The proof is trivial:

\[\begin{split} \begin{array}{ccc} \int \pi(x) K(x, x') dx &=& \int \pi(x) \int K_1(x, x_1)K_2(x_1, x_2)\dots K_m(x_{m-1}, x')dx_1dx_2\dots dx_{m-1} dx\\ &=& \int \left(\int \pi(x) K(x, x_1) dx \right) K_2(x_1, x_2)\dots K_m(x_{m-1}, x')dx_1dx_2\dots dx_{m-1} \\ &=& \int \pi(x_1) K_3(x_2, x_4)\dots K_m(x_{m-1}, x')dx_2dx_3\dots dx_{m-1}\\ &=& \int \left(\pi(x_1) K_2(x_1, x_2)dx_1\right)K_3(x_2, x_4)\dots K_m(x_{m-1}, x')dx_2dx_3\dots dx_{m-1}\\ &=& \int \pi(x_2)K_3(x_2, x_4)\dots K_m(x_{m-1}, x')dx_2dx_3\dots dx_{m-1}\\ &=& \dots\\ &=& \pi(x'). \end{array} \end{split}\]

So, if you have many Metropolis-Hastings kernels, or any other kernels really, you can combine them all together in arbitrary ways. You will still be getting samples from the target distribution.

Gibbs Sampler#

The Gibbs sampler is based on combining kernels that operate on groups of components of your random variables and exploit the availability of the conditional distributions. For example, assume that \(x\) consists of \(m\) groups:

\[ x = (x_{g1}, \dots, x_{gm}). \]

Note that each group may consist of more than one variable. That is, the number of groups \(m\le d\).

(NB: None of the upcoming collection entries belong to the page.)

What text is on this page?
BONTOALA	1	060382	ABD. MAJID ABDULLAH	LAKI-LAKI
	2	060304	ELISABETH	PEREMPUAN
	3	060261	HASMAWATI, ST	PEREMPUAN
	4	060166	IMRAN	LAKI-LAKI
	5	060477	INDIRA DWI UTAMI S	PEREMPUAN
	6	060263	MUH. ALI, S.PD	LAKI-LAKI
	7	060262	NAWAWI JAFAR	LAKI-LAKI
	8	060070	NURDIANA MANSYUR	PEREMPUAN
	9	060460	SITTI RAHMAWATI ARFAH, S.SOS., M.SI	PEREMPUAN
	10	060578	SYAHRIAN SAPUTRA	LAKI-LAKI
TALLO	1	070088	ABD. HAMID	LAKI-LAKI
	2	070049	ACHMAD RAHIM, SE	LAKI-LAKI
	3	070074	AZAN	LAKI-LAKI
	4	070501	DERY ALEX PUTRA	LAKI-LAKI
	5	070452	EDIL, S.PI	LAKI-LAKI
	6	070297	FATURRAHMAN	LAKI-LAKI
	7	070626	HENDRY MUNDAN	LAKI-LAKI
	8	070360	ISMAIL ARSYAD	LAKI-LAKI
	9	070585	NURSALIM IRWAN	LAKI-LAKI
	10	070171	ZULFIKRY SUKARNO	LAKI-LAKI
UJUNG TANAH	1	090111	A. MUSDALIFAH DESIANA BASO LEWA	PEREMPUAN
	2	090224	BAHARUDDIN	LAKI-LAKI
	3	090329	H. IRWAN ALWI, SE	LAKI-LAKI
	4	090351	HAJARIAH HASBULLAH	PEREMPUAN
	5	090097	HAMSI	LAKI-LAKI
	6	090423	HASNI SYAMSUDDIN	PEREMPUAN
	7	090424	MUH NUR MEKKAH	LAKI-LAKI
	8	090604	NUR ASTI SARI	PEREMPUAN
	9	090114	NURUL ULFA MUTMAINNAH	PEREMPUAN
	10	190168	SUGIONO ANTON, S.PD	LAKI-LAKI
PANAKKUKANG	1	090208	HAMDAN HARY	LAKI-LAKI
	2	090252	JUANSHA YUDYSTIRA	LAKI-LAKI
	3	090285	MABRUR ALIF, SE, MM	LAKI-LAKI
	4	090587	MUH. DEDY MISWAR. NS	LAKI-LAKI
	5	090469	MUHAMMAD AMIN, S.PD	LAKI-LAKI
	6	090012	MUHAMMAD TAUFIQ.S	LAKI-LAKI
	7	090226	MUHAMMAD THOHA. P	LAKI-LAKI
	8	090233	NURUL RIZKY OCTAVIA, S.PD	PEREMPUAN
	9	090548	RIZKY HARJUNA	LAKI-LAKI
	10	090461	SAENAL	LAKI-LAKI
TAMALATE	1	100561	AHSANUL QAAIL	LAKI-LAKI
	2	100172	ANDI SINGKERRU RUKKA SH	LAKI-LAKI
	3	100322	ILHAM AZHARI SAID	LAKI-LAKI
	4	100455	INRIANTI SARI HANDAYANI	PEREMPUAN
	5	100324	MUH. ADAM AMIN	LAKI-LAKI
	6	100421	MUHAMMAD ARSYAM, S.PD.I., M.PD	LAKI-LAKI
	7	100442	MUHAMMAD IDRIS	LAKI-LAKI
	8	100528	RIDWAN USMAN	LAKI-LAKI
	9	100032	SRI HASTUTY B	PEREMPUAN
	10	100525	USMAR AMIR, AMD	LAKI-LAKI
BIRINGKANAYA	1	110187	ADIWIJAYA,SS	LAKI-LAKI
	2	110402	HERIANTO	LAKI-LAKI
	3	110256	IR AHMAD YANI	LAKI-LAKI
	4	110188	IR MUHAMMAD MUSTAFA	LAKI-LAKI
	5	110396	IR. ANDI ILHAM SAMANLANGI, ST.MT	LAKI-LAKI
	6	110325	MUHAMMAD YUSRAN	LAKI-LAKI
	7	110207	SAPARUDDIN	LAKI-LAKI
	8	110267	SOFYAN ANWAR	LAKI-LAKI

Let \(x_{gi}\) denote the \(i\)-th group of variables, \(i=1,\dots,m\), and

\[ x_{g,-i} = \left(x_{g1},\dots,x_{g,i-1},x_{g,i+1},\dots,x_{gm}\right), \]

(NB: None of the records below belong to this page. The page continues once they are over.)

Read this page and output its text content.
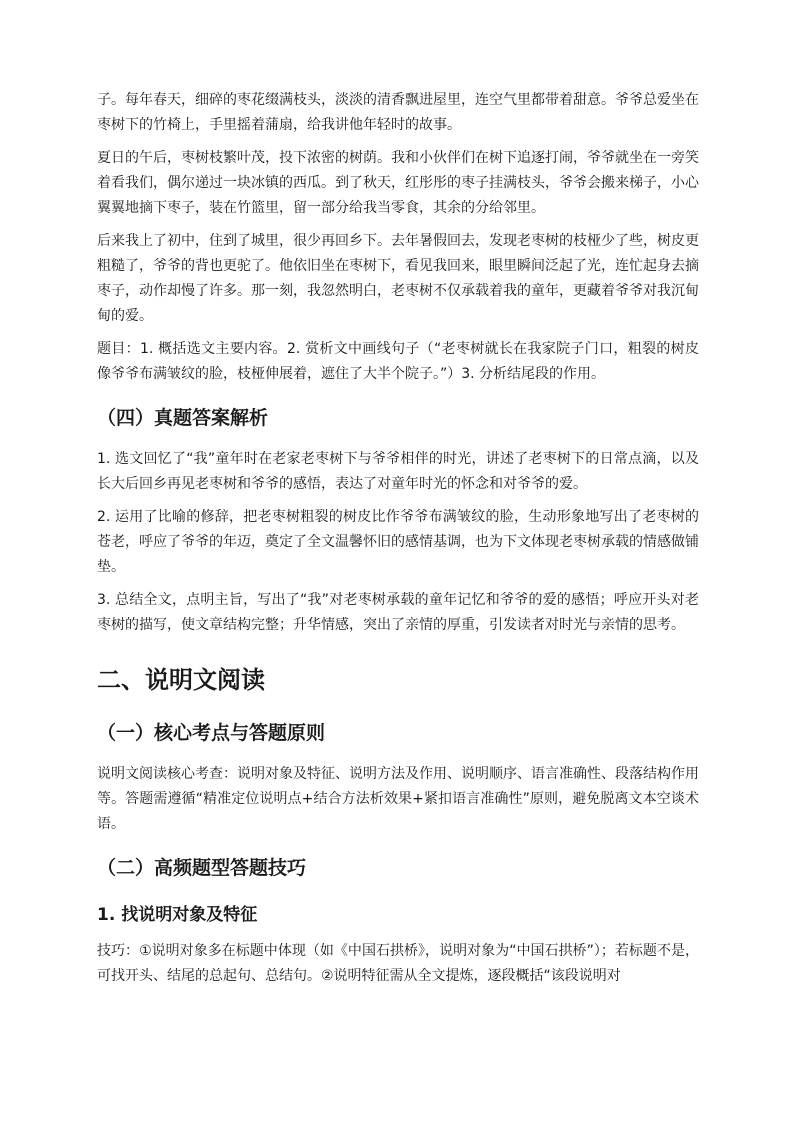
子。每年春天，细碎的枣花缀满枝头，淡淡的清香飘进屋里，连空气里都带着甜意。爷爷总爱坐在枣树下的竹椅上，手里摇着蒲扇，给我讲他年轻时的故事。

夏日的午后，枣树枝繁叶茂，投下浓密的树荫。我和小伙伴们在树下追逐打闹，爷爷就坐在一旁笑着看我们，偶尔递过一块冰镇的西瓜。到了秋天，红彤彤的枣子挂满枝头，爷爷会搬来梯子，小心翼翼地摘下枣子，装在竹篮里，留一部分给我当零食，其余的分给邻里。

后来我上了初中，住到了城里，很少再回乡下。去年暑假回去，发现老枣树的枝桠少了些，树皮更粗糙了，爷爷的背也更驼了。他依旧坐在枣树下，看见我回来，眼里瞬间泛起了光，连忙起身去摘枣子，动作却慢了许多。那一刻，我忽然明白，老枣树不仅承载着我的童年，更藏着爷爷对我沉甸甸的爱。

题目：1. 概括选文主要内容。2. 赏析文中画线句子（“老枣树就长在我家院子门口，粗裂的树皮像爷爷布满皱纹的脸，枝桠伸展着，遮住了大半个院子。”）3. 分析结尾段的作用。

（四）真题答案解析

1. 选文回忆了“我”童年时在老家老枣树下与爷爷相伴的时光，讲述了老枣树下的日常点滴，以及长大后回乡再见老枣树和爷爷的感悟，表达了对童年时光的怀念和对爷爷的爱。

2. 运用了比喻的修辞，把老枣树粗裂的树皮比作爷爷布满皱纹的脸，生动形象地写出了老枣树的苍老，呼应了爷爷的年迈，奠定了全文温馨怀旧的感情基调，也为下文体现老枣树承载的情感做铺垫。

3. 总结全文，点明主旨，写出了“我”对老枣树承载的童年记忆和爷爷的爱的感悟；呼应开头对老枣树的描写，使文章结构完整；升华情感，突出了亲情的厚重，引发读者对时光与亲情的思考。

二、说明文阅读
（一）核心考点与答题原则

说明文阅读核心考查：说明对象及特征、说明方法及作用、说明顺序、语言准确性、段落结构作用等。答题需遵循“精准定位说明点+结合方法析效果+紧扣语言准确性”原则，避免脱离文本空谈术语。

（二）高频题型答题技巧
1. 找说明对象及特征

技巧：①说明对象多在标题中体现（如《中国石拱桥》，说明对象为“中国石拱桥”）；若标题不是，可找开头、结尾的总起句、总结句。②说明特征需从全文提炼，逐段概括“该段说明对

all groups except \(i\). Of course, we have that:

\[ x = (x_{gi}, x_{g,-i}). \]

To implement a Gibbs sampler, we need the ability to sample from the conditional probability densities:

\[ \pi(x_{gi} | x_{g,-i}) = \frac{\pi(x_{gi},x_{g,-i})}{\pi(x_{g-i})}. \]

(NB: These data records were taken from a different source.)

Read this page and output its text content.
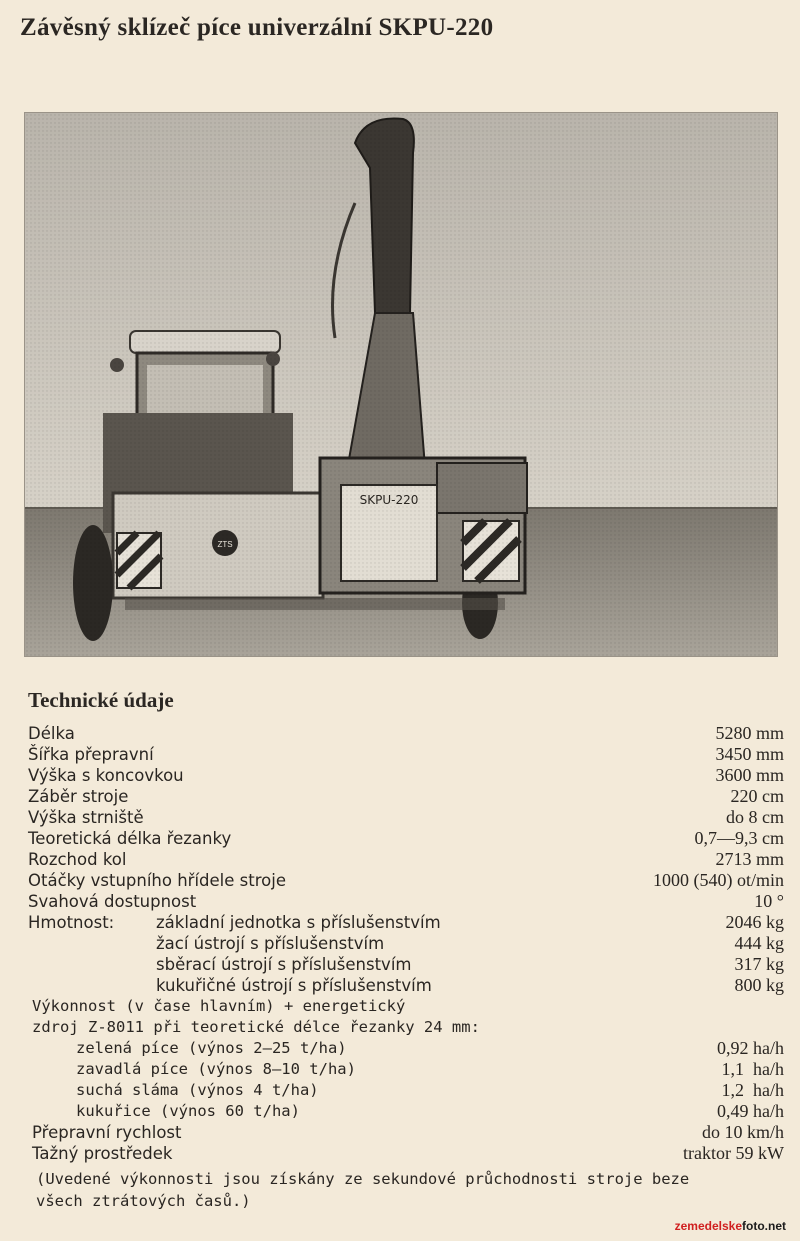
Závěsný sklízeč píce univerzální SKPU-220
Technické údaje
Délka	5280 mm
Šířka přepravní	3450 mm
Výška s koncovkou	3600 mm
Záběr stroje	220 cm
Výška strniště	do 8 cm
Teoretická délka řezanky	0,7—9,3 cm
Rozchod kol	2713 mm
Otáčky vstupního hřídele stroje	1000 (540) ot/min
Svahová dostupnost	10 °
Hmotnost:	základní jednotka s příslušenstvím	2046 kg
žací ústrojí s příslušenstvím	444 kg
sběrací ústrojí s příslušenstvím	317 kg
kukuřičné ústrojí s příslušenstvím	800 kg
Výkonnost (v čase hlavním) + energetický
zdroj Z-8011 při teoretické délce řezanky 24 mm:
zelená píce (výnos 2—25 t/ha)	0,92 ha/h
zavadlá píce (výnos 8—10 t/ha)	1,1  ha/h
suchá sláma (výnos 4 t/ha)	1,2  ha/h
kukuřice (výnos 60 t/ha)	0,49 ha/h
Přepravní rychlost	do 10 km/h
Tažný prostředek	traktor 59 kW
(Uvedené výkonnosti jsou získány ze sekundové průchodnosti stroje beze
všech ztrátových časů.)
zemedelskefoto.net
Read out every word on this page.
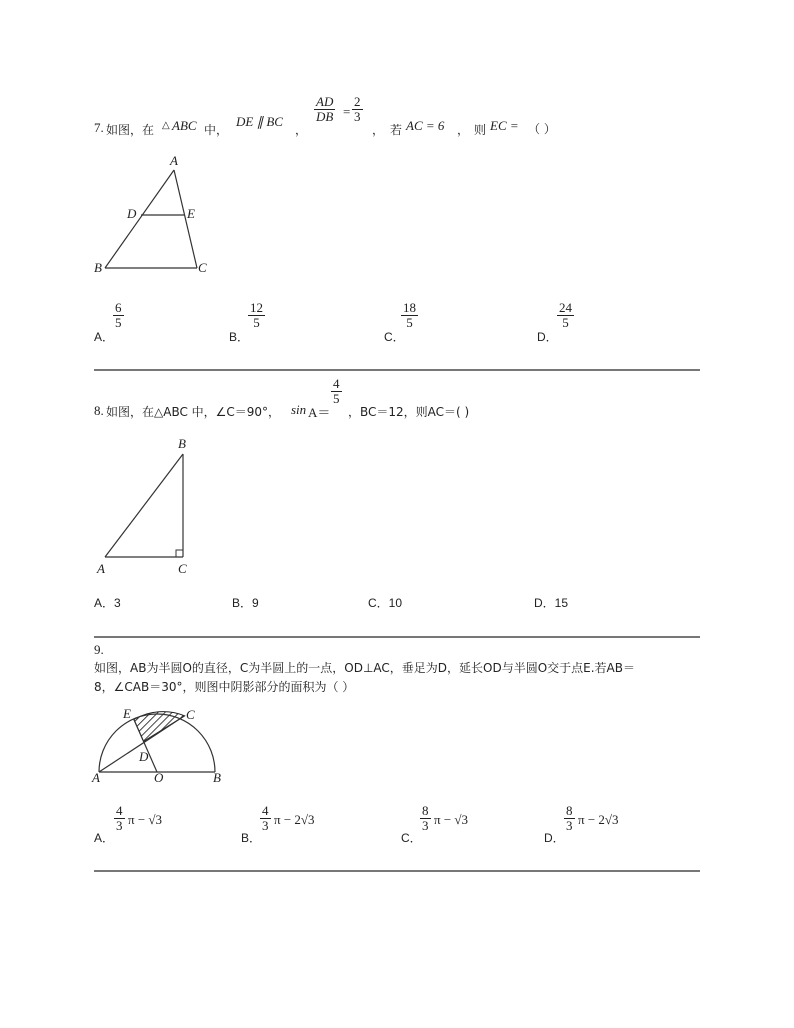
7. 如图，在 △ ABC 中，
DE ∥ BC
，
$\frac{AD}{DB} = \frac{2}{3}$
， 若 AC = 6 ， 则 EC = （ ）
A
D	E
B	C
A．
$\frac{6}{5}$
B．
$\frac{12}{5}$
C．
$\frac{18}{5}$
D．
$\frac{24}{5}$
8. 如图，在△ABC 中，∠C＝90°， sin A＝
$\frac{4}{5}$
，BC＝12，则AC＝( )
B
A	C
A．3	B．9	C．10	D．15
9.
如图，AB为半圆O的直径，C为半圆上的一点，OD⊥AC，垂足为D，延长OD与半圆O交于点E.若AB＝
8，∠CAB＝30°，则图中阴影部分的面积为（ ）
E	C
D
A	O	B
A．
$\frac{4}{3}$ π − √3
B．
$\frac{4}{3}$ π − 2√3
C．
$\frac{8}{3}$ π − √3
D．
$\frac{8}{3}$ π − 2√3
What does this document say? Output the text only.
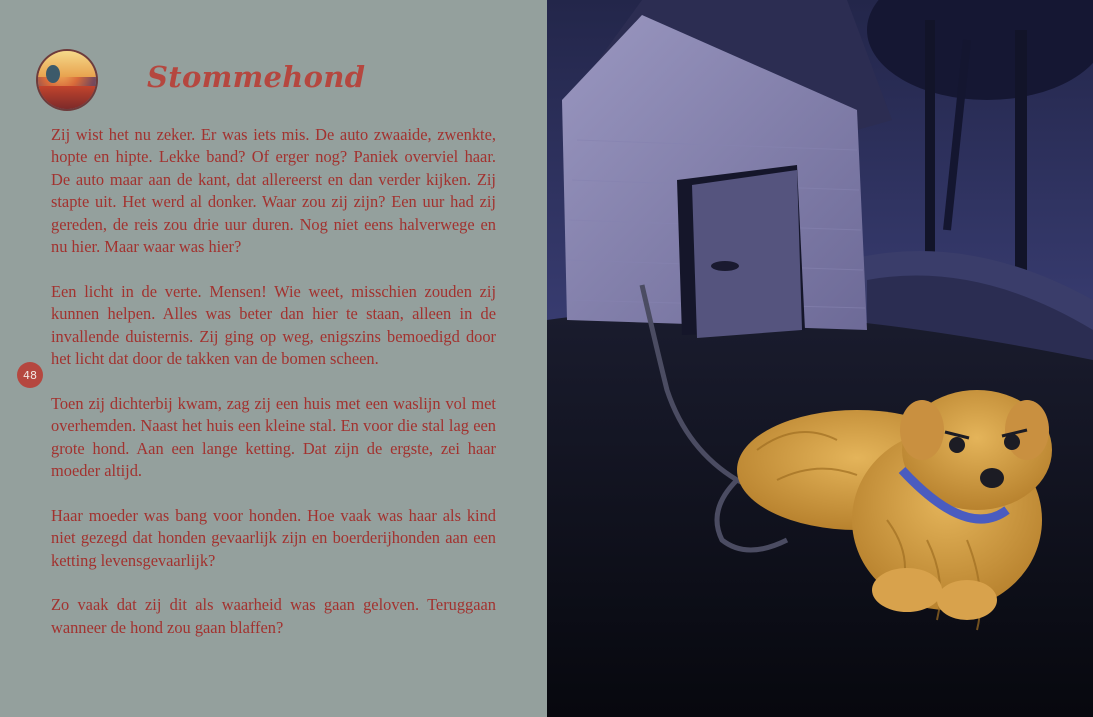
Stommehond

Zij wist het nu zeker. Er was iets mis. De auto zwaaide, zwenkte, hopte en hipte. Lekke band? Of erger nog? Paniek overviel haar. De auto maar aan de kant, dat allereerst en dan verder kijken. Zij stapte uit. Het werd al donker. Waar zou zij zijn? Een uur had zij gereden, de reis zou drie uur duren. Nog niet eens halverwege en nu hier. Maar waar was hier?

Een licht in de verte. Mensen! Wie weet, misschien zouden zij kunnen helpen. Alles was beter dan hier te staan, alleen in de invallende duisternis. Zij ging op weg, enigszins bemoedigd door het licht dat door de takken van de bomen scheen.

Toen zij dichterbij kwam, zag zij een huis met een waslijn vol met overhemden. Naast het huis een kleine stal. En voor die stal lag een grote hond. Aan een lange ketting. Dat zijn de ergste, zei haar moeder altijd.

Haar moeder was bang voor honden. Hoe vaak was haar als kind niet gezegd dat honden gevaarlijk zijn en boerderijhonden aan een ketting levensgevaarlijk?

Zo vaak dat zij dit als waarheid was gaan geloven. Teruggaan wanneer de hond zou gaan blaffen?

48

If it is possible to sample easily from this distribution, then we are all set. Then we say that we are using an exact Gibbs sampler. If analytical samples are not possible, we can construct a Metropolis-Hastings kernel that samples from the conditional (you just think of \(x_{g,-i}\) as given when using this kernel. Then, we say we are using an approximate Gibbs sampler.

Many possible versions of the Gibbs depend on how we select from which conditional to sample next. The simplest version is the following, in which we sample from all the conditionals in order:

  • Initialize the sampler:

\[ x_0 = (x_{0g1},\dots,x_{0gm}). \]
  • For steps \(t=1,2\dots\) do:

    • Set:

      \[ x_{t} \leftarrow x_{t-1}. \]
    • Sample from the conditional of group \(i\):

      \[ x_{tgi} \sim \pi(\cdot|x_{tg,-i}). \]

The (approximate) Gibbs sampler has various flavors, each with pros and cons. For example, another common approach is to select \(i\) at random for each step \(t\).